Open Mic For Poets at Queens Central Library
89-11 Merrick Blvd, Jamaica, NY 11432
Select Sundays, 2-4 pm (Call library for updated dates and times)
Hosted by Micah Eaton Zevin
“This was probably the greatest post-feature ‘chat’ I’ve attended. Here’s to ‘pink wind’ and ‘horizontal lightning.'” – Some guy in the front row, who showed up late
I’m still adjusting to the Staten Island time zone difference. But as of now, I realize the two hour travel time period I gave myself, when travelling from the Harlem area to Queens, won’t work for the forgotten borough.
I arrived super late for the Open Mic for Poets at Queens Central Library. The open mic was already over and the feature poet, Laurie Stone, had concluded her reading. When I walked in she was engaged in a fireside chat with the audience. (The fireplace was a podium.)
In a short amount of time–maybe 15 minutes of “I’m officially off the clock, but I’ll keep on going if you want”–Stone gave an impromptu writing workshop that could give a $20 Gotham Writers’ drop-in session a run for its money. The host, Micah, sums it up nicely in a single sentence: “Laurie Stone…sharing stories and imparting advice on craft.”
Speaking of sentences, Stone said the goal of one’s writing should be to make every sentence interesting. “What makes a sentence interesting?” she rhetorically added. There was also discussion about one’s focus not just being on what’s put in their writing, but also what’s left out. She corrected me on the origin of the writing advice quote “kill your darlings”; I thought it was from Stephen King, but it’s actually from Virginia Woolf.
Some poets huff and puff and get ready to blow up, if they don’t get a chance to get on. (Full Disclosure: In the past, I’ve been that poet.) However, when you come late not getting to go comes with the territory. As a regular attender of this open mic, I can assure you though that anyone who arrives on time definitely gets their *five minutes of fame (or infamy).
[*Note: Unless you’re Andy Warhol reincarnated, NO poet (that’s not a feature) should be up on stage at an open mic for even close to 15 minutes. Nor should a host let them. If your poem(s) total running time is longer than Michael Jackson’s “Thriller” video, you deserve the hook.]

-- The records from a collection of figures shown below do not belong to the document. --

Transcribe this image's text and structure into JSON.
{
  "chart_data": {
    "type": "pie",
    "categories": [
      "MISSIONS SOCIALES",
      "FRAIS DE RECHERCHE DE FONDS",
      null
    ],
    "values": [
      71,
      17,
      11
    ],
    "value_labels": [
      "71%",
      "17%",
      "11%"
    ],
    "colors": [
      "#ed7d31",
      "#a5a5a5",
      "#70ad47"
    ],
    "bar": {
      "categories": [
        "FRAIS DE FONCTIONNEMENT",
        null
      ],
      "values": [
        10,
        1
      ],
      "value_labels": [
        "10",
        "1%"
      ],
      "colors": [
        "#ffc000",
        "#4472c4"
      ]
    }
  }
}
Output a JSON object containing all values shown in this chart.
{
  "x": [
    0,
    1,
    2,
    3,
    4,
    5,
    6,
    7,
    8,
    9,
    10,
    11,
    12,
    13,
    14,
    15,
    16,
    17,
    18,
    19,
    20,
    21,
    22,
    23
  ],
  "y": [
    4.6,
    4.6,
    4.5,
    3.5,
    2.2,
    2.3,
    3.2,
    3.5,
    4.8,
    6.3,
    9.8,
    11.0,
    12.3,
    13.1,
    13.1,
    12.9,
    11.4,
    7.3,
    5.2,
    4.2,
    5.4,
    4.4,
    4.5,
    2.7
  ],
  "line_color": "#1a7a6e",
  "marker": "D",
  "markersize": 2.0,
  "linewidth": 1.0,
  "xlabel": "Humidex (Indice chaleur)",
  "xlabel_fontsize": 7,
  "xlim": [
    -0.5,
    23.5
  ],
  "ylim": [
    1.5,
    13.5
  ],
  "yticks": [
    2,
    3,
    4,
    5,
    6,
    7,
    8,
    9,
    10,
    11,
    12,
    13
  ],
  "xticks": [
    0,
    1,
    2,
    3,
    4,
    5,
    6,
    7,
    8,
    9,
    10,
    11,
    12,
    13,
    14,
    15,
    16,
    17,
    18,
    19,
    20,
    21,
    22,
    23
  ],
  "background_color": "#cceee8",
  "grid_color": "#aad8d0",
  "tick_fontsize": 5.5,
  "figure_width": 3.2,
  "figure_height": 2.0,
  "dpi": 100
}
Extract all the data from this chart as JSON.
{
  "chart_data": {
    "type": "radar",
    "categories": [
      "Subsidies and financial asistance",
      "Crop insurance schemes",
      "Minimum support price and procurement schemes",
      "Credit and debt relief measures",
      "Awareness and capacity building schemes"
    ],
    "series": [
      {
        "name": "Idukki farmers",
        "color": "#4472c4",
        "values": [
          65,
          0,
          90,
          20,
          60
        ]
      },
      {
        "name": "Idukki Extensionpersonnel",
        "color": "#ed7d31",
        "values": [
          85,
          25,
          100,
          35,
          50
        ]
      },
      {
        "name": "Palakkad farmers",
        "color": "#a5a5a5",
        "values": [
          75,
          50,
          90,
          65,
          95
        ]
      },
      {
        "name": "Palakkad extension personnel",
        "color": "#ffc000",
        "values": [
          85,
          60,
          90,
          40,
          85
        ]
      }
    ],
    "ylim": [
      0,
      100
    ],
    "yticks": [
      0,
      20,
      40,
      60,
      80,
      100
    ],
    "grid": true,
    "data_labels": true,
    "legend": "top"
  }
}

Although I didn’t get a chance to perform a piece today, that’s fine; sometimes the Muse sends you to a place to read, so you can listen. As soon as I heard Stone say “hybrid writing,” it was worth the price of free admission (and the almost three hour trek from Staten Island). It’s a wonderful feeling when you don’t have the word for what it is you do, and someone tells you.
You know what? I should tell you that Stone said much more, but not tell you just yet what that much more is; it would create suspense, which Stone says is important. It’s also important to “be conscious of what you’re writing.” Stone said, it may start off subconsciously, as you’re “harvesting [and] gathering,” but then it becomes conscious as you put it into *form.
[Laurie Stone Writing Tip/Trick: Write the same thing in different forms–essay, journal entry, poem, etc..]
Imagine the form of two deer kissing. That’s what I did, as Stone described her time spent in the Arizona desert where you can find an ancient hieroglyph of two deer kissing. An open mic regular, Randy, mentioned to Stone that he’d “heard stories of people going to deserts in New Mexico to find spiritual reawakening.” Stone’s response was enlightening and educating: “There’s nothing there, so you fill it with whatever you’re looking for.” And New Mexico is high desert, while Arizona is low desert.
Stone spoke about being present in a “very alternative physical landscape,” and witnessing such sights as the pink wind that accompanies a monsoon, or horizontal lightning. “It’s dangerous but you can’t resist it; it’s like a Jackson Pollack painting.”
Laurie Stone is the author of “My Life As an Animal: Stories.” And she once ate a meal with Anthony Bourdain…before he became famous.